The patty is made mainly of oyster mushrooms, along with a few other ingredients, secrets guarded closely by head chef Alex Cojocariu. It doesn’t taste of meat, but it’s crisply fried, salty, and “meaty” from the mushrooms.

The falafel and rosettes.

Lappin’s favourite dish is the falafel. It is unconventional in its lack of garlic and its irregular, hand-formed shape, and it is served with rosettes of avocado, and red pepper hummus on the side. It’s fried, but not greasy, and tastes more homemade than “restaurant”.

It’s Cojocariu’s first time working as a vegan chef.
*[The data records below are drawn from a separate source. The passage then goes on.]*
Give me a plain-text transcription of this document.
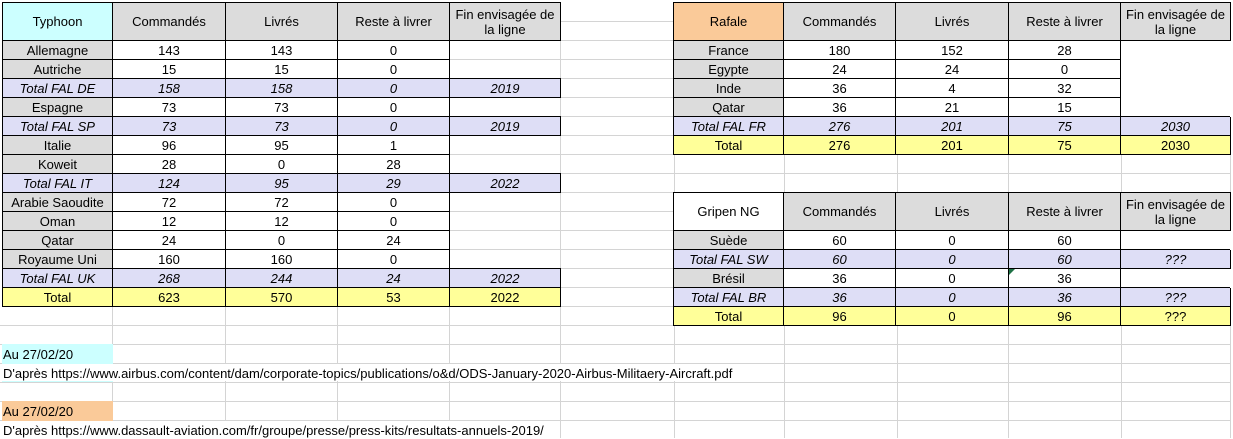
Typhoon	Commandés	Livrés	Reste à livrer	Fin envisagée de la ligne
Allemagne	143	143	0	
Autriche	15	15	0	
Total FAL DE	158	158	0	2019
Espagne	73	73	0	
Total FAL SP	73	73	0	2019
Italie	96	95	1	
Koweit	28	0	28	
Total FAL IT	124	95	29	2022
Arabie Saoudite	72	72	0	
Oman	12	12	0	
Qatar	24	0	24	
Royaume Uni	160	160	0	
Total FAL UK	268	244	24	2022
Total	623	570	53	2022
Rafale	Commandés	Livrés	Reste à livrer	Fin envisagée de la ligne
France	180	152	28	
Egypte	24	24	0	
Inde	36	4	32	
Qatar	36	21	15	
Total FAL FR	276	201	75	2030
Total	276	201	75	2030
Gripen NG	Commandés	Livrés	Reste à livrer	Fin envisagée de la ligne
Suède	60	0	60	
Total FAL SW	60	0	60	???
Brésil	36	0	36	
Total FAL BR	36	0	36	???
Total	96	0	96	???
Au 27/02/20
D'après https://www.airbus.com/content/dam/corporate-topics/publications/o&d/ODS-January-2020-Airbus-Militaery-Aircraft.pdf
Au 27/02/20
D'après https://www.dassault-aviation.com/fr/groupe/presse/press-kits/resultats-annuels-2019/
It’s a challenge for sure, but he was leaving a cooking job and moving into IT when he met Lappin, who was his neighbour, because he was sick of smelling of fried meat all the time, he says, laughing.

Growing up on his grandparents’ farm in Romania, Cojocariu didn’t eat a lot of meat, or shop-bought food. So he’s excited that all the food he’s cooking now is organic, because “it has more flavour”, he says.

They’ve developed most of the recipes themselves, based on Lappin’s requirements and Cojocariu’s experience as a chef. They wanted the menu to be simple, but they plan to change it up every three months or so, says Cojocariu. “I’m very easily bored with a dish,” he says.

The space is small, and tucked into a mostly residential area, but Dinnigan says there are a lot of vegans in Dublin 8. “People are knocking in to see if we’re open,” she says.

Their plan is to expand into a bigger space for a restaurant, says Lappin. But in the meantime, they’re still grappling with the challenges of opening. Namely, finding suppliers, especially organic, local suppliers. They’re trialing an 8am-to-8pm day, to see when they’re busy.

But Lappin is optimistic, and his aim is to show people that healthy food can be delicious, even if he’s not having the coffee and cake himself. “Nature gives us everything we need, we just have to know how to cook it,” he says.